Robert Ashcroft, PRS for Music’s chief executive, has hit out at major internet service providers which claim the EU Copyright Directive will ‘lead to the end of the internet as we know it’.
In an opinion piece today (Wednesday), he said: ‘Given the cataclysmic nature of their predictions you would have thought that the share prices of some of the major players would have been in freefall as a result [of proposed changes to EU copyright law]. But that is patently not the case.’
Ashcroft made the comments as MEPs go to vote in Brussels on amendments to the Copyright Directive, which could help address concerns by music-makers and rightsholders that current legislation is not fit for the internet age.

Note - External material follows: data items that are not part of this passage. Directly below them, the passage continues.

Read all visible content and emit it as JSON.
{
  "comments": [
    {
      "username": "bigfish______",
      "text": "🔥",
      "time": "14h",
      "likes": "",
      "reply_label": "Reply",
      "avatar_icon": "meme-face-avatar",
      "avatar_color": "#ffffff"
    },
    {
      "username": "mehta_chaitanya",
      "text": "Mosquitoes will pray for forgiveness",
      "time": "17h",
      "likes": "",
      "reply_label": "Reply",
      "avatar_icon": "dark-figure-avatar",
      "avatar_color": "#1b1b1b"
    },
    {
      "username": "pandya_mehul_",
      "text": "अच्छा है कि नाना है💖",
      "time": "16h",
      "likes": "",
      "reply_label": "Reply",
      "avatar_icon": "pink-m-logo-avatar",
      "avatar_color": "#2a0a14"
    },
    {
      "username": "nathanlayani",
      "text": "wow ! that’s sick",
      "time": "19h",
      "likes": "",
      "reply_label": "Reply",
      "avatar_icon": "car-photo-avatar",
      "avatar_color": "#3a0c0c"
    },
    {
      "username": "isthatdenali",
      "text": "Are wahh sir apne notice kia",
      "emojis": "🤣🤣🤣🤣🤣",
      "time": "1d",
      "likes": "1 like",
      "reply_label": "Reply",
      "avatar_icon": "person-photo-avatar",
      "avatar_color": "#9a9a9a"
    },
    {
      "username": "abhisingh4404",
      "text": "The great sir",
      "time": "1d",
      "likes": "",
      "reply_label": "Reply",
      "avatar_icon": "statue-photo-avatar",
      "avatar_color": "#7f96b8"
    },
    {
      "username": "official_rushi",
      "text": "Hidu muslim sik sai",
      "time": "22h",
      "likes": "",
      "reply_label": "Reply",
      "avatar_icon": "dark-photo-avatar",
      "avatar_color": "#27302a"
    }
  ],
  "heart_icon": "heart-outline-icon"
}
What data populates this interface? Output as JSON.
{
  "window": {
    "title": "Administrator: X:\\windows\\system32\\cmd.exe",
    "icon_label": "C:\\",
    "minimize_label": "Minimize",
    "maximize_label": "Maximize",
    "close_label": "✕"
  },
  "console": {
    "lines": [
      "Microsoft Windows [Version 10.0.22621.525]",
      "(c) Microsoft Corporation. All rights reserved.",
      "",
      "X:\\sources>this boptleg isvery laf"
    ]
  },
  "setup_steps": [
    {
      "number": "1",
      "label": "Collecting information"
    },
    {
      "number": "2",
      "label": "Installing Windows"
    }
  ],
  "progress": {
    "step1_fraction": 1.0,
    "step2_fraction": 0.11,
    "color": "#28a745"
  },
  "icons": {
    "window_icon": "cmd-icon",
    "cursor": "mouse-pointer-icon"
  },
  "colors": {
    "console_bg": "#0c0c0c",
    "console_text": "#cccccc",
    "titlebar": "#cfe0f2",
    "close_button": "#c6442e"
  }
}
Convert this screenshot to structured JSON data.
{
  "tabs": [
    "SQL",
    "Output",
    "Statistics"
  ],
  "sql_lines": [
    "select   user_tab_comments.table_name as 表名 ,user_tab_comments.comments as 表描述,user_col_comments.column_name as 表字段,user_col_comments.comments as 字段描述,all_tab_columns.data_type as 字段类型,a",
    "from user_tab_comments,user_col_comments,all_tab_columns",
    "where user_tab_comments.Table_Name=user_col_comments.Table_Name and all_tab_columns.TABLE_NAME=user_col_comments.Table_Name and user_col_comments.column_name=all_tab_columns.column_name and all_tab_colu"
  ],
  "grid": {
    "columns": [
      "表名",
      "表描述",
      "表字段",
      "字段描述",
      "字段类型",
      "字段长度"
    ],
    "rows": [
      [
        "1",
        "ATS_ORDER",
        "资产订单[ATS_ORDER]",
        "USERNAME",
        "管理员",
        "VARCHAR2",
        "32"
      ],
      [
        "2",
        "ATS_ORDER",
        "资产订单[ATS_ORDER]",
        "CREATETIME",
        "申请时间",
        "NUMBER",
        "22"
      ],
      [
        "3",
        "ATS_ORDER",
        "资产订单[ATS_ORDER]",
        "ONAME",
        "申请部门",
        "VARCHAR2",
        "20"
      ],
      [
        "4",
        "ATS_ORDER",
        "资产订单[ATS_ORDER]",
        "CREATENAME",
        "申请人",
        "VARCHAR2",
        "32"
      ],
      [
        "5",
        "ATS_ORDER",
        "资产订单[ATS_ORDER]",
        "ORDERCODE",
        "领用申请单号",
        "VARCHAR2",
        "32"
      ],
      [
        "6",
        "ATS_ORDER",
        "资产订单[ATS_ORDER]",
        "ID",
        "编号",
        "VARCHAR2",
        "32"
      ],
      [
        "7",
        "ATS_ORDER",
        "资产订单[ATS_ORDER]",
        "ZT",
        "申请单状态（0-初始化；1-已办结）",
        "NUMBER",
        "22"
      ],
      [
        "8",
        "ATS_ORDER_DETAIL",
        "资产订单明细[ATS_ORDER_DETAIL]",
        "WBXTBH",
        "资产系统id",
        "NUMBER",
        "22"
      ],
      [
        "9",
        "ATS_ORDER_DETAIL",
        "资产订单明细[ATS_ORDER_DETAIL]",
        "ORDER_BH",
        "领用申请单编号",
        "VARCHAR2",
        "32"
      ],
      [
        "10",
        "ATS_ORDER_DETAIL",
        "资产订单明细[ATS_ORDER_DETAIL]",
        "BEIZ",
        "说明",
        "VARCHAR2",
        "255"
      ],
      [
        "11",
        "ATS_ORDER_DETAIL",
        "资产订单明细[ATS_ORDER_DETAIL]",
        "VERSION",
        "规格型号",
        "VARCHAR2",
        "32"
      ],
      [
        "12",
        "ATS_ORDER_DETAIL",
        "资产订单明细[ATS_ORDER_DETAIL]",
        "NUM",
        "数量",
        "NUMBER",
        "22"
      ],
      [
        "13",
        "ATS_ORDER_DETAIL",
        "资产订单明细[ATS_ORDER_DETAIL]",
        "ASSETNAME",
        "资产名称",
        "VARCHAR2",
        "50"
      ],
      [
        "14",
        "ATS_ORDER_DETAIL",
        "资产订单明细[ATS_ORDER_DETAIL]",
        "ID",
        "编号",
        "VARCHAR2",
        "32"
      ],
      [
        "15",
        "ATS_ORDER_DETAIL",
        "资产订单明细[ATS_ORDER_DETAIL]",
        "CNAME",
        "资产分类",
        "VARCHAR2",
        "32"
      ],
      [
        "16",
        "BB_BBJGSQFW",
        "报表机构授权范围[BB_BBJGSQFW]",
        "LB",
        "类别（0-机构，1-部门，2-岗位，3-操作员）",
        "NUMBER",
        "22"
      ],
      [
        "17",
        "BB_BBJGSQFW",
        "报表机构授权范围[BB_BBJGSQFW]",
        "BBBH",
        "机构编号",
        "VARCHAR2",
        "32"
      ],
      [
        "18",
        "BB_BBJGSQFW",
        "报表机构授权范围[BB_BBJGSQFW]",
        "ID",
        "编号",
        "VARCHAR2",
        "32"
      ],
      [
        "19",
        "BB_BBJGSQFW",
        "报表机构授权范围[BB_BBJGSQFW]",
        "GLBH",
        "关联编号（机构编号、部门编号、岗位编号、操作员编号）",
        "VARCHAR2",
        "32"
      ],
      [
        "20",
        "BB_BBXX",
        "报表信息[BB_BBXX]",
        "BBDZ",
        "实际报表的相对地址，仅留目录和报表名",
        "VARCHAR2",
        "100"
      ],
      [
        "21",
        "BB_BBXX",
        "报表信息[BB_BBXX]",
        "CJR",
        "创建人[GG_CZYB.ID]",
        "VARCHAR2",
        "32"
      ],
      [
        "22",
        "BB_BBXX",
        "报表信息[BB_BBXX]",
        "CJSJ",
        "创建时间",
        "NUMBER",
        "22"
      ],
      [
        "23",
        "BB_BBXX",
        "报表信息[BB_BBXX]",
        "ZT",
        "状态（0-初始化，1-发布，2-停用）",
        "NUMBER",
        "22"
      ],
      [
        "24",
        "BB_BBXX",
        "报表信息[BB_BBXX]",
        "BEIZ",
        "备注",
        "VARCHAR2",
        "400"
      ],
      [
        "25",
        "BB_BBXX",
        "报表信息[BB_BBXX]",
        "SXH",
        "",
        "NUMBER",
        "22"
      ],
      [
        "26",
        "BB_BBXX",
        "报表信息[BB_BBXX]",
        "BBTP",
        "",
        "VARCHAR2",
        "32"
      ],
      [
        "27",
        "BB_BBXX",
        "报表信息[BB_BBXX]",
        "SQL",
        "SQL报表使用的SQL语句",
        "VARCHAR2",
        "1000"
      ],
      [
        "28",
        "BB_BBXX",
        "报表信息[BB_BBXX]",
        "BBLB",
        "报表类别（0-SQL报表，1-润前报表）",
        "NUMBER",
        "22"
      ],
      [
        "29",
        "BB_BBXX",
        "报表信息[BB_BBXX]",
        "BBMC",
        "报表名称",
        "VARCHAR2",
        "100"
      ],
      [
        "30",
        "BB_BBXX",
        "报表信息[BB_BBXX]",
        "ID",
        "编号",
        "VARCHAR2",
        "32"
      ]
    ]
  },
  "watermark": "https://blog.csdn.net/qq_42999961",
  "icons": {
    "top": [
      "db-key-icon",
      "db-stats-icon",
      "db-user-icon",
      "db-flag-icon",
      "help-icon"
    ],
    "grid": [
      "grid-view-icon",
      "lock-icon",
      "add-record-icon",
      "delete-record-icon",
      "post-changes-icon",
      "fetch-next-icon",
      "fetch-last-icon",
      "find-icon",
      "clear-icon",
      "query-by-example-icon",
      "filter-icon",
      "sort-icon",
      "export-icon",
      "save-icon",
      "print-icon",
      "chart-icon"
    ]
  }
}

He added: ‘Streaming now dominates the consumption of music, which is more popular now than it has ever been, but there is a dark side to this story: the creators of all this growth are only seeing a fraction of it because user upload platforms refuse to pay a reasonable rate for the creative material they host, compared to the value they derive from it.
‘YouTube is the largest provider of online music in the world; its business model is inextricably tied up with that of its parent, Google/Alphabet, which has a market capitalisation of $850bn £653bn).
‘And YouTube alone is worth $75bn, yet they pay one of the lowest pay per stream rates in the sector. Given this, perhaps it is not surprising that YouTube and Google are leading the resistance to the proposed Copyright Directive.
‘The fact is that if all internet platforms paid fairly for the content they monetise so successfully, we would all be better off.’